Aside from assessing and reinforcing adherence to cART at every visit, nurses should assess a person's socioeconomic status to identify barriers that may prevent them from consistently adhering to cART. Patients who encounter problems with health care access should be referred to social workers or case managers who can link them to Ryan White-sfunded programs and facilities, which are available throughout the country (see https://findhivcare.hrsa.gov).
These facilities provide primary and specialty care to PLWH. Patients who experience difficulty procuring cART because of high copayments should be helped in applying for financial assistance programs offered by pharmaceutical companies; typically, this assistance is provided by RN case managers, but sometimes social workers, program managers, or other patient care staff members may provide it.
Addressing mental health problems is also crucial because this has been found to influence cART adherence. Nurses are invaluable in detecting mental health needs and should therefore actively assist the health care team in identifying personalized interventions for patients. Aside from its negative effect on cART adherence, mental instability can result from Kaposi sarcoma itself. Debility, pain, and disfigurement can cause depression and isolation. Hence, the patient's response to the disease should be assessed periodically. Pharmacological management of depression or referral to counseling or to a mental health provider or both may be necessary.
Nurses caring for PLWH in both ambulatory and acute care settings play an integral part in maintaining pharmacological safety. Medication reconciliation should be done accurately because there may be multiple drug-drug interactions between chemotherapy and biotherapy drugs, antimicrobials, cARTs, medications for chronic conditions, and over-the-counter products. Collaboration with an infectious disease or oncology pharmacist or both is recommended.

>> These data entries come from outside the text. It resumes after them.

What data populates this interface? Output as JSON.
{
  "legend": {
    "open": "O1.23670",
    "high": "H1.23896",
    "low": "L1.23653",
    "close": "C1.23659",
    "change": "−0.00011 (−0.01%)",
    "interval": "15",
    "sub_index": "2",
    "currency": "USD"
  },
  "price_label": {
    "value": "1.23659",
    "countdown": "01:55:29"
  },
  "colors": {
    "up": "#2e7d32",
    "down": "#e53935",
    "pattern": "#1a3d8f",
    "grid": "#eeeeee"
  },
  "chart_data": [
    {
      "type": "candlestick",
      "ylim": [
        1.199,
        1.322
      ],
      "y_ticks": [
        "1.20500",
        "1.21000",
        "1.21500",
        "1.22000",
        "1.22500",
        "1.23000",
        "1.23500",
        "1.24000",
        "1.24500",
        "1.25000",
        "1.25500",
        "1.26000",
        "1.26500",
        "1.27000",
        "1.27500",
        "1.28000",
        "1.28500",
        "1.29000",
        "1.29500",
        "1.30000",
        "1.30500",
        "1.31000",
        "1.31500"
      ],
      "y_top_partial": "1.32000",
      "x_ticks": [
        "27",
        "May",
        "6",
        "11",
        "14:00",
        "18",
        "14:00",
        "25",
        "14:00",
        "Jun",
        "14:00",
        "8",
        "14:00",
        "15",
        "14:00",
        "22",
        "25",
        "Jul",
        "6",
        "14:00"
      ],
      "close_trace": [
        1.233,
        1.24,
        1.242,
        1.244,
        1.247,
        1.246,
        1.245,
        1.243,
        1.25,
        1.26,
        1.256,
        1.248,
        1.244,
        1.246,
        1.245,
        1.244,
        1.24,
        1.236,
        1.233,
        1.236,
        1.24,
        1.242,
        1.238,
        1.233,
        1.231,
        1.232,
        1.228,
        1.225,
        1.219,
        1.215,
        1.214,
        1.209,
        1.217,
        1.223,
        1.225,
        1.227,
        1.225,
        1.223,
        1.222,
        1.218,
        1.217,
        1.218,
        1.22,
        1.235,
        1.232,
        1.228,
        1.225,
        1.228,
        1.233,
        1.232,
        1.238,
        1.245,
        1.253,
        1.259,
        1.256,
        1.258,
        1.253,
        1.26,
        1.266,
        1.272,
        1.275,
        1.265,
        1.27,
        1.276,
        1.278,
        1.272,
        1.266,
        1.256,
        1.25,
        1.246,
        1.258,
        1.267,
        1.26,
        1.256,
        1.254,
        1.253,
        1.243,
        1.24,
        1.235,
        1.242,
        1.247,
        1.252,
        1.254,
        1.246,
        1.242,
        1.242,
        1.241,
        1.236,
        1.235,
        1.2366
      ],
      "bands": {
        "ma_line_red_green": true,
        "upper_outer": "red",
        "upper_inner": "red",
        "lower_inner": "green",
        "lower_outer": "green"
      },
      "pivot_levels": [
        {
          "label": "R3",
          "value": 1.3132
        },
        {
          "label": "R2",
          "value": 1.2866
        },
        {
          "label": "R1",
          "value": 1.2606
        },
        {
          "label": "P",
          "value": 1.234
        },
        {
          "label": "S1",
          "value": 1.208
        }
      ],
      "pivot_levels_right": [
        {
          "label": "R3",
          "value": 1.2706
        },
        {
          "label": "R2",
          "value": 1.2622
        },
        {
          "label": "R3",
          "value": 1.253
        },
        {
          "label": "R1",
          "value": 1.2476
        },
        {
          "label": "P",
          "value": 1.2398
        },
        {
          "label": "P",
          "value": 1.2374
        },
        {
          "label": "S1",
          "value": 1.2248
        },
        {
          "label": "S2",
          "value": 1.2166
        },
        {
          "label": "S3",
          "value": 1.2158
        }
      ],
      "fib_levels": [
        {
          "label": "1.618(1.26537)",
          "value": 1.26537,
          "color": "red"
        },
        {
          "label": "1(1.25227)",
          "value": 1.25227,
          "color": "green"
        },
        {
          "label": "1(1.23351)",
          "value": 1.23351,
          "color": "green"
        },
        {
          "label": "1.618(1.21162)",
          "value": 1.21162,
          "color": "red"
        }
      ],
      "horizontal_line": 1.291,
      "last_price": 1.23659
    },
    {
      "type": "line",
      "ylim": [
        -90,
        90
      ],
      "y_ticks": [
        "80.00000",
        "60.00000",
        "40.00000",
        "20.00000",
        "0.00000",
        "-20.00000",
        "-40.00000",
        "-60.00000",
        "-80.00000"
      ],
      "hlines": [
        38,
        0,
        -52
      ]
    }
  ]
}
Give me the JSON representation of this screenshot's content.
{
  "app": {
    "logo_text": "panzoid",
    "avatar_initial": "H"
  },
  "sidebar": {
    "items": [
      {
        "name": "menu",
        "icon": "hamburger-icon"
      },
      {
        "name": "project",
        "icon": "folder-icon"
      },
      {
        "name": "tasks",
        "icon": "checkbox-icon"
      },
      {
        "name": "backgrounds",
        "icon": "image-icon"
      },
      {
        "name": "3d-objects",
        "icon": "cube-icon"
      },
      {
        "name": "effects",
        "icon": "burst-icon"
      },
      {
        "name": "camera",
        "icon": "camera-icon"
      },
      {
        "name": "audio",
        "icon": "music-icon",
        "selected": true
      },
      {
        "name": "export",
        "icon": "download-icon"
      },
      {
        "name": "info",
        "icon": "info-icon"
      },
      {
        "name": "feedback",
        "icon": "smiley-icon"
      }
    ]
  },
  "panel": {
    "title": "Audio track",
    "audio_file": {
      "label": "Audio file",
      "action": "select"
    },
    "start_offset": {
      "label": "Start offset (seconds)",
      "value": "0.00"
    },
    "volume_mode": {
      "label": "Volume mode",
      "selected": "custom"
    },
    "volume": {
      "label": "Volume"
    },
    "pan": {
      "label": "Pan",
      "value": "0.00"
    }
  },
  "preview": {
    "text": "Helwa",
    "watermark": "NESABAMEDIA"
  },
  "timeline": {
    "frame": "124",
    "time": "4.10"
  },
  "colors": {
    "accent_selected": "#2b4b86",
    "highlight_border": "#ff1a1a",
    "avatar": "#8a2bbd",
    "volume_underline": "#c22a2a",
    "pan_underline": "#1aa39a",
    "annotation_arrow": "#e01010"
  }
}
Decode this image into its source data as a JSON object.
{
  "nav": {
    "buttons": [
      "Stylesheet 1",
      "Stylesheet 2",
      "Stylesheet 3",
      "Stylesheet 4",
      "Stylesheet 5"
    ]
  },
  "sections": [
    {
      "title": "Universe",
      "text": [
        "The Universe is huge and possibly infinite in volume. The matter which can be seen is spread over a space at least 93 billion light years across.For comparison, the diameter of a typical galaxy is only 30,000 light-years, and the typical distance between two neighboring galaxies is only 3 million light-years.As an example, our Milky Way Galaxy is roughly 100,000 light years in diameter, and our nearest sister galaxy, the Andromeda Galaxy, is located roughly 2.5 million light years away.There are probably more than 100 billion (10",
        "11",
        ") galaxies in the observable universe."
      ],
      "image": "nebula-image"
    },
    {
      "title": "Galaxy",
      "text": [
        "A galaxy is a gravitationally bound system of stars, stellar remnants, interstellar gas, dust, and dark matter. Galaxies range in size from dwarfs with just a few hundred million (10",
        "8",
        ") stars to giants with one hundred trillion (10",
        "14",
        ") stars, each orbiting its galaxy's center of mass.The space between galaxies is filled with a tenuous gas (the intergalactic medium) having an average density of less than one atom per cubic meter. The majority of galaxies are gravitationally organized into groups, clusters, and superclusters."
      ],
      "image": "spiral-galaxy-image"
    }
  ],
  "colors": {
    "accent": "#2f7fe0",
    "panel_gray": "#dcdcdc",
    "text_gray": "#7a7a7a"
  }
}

For patient safety, and so patients may be counseled appropriately, it's also important to be aware that certain medications may be contraindicated in patients with Kaposi sarcoma, as they may make the condition worse. For example, topical steroids, widely prescribed for rashes and available over the counter, may worsen Kaposi sarcoma because of their immunosuppressive effect. Another common practice that may harm patients who have Kaposi sarcoma is recommending intranasal steroids when they report nasal or sinus congestion, because incident upper airway Kaposi sarcoma and worsening of existing Kaposi sarcoma have been reported with long-term intranasal steroid use.62 Patients should be carefully assessed and the risk should be discussed with them if this treatment is deemed necessary.
Because Kaposi sarcoma can be debilitating, nurses should advocate for referral to physical or occupational therapy or both to assist with management of pain and mobility, as well as lymphedema. Lymphedema specialists, though not available everywhere, are helpful in teaching patients exercises and providing custom compression garments to alleviate limb swelling.
Although helpful, mastery of HIV and oncology concepts is not required in the nursing care of patients with epidemic Kaposi sarcoma. More importantly, considerable compassion is warranted as individuals with epidemic Kaposi sarcoma are often from disadvantaged backgrounds or have suffered discrimination because of their condition. Nurses can best help in improving the care outcomes of this population by advocating for patients and providing them with support to help them adhere to interventions.
Overall, it is important for nurses to realize that Kaposi sarcoma still exists in the cART era. Patient-centered care from a multidisciplinary team is imperative to meet the needs of patients with epidemic Kaposi sarcoma. Nurses play a crucial role in addressing the persistent needs and issues, including health disparities and stigma, that affect this population even in the modern age of HIV care.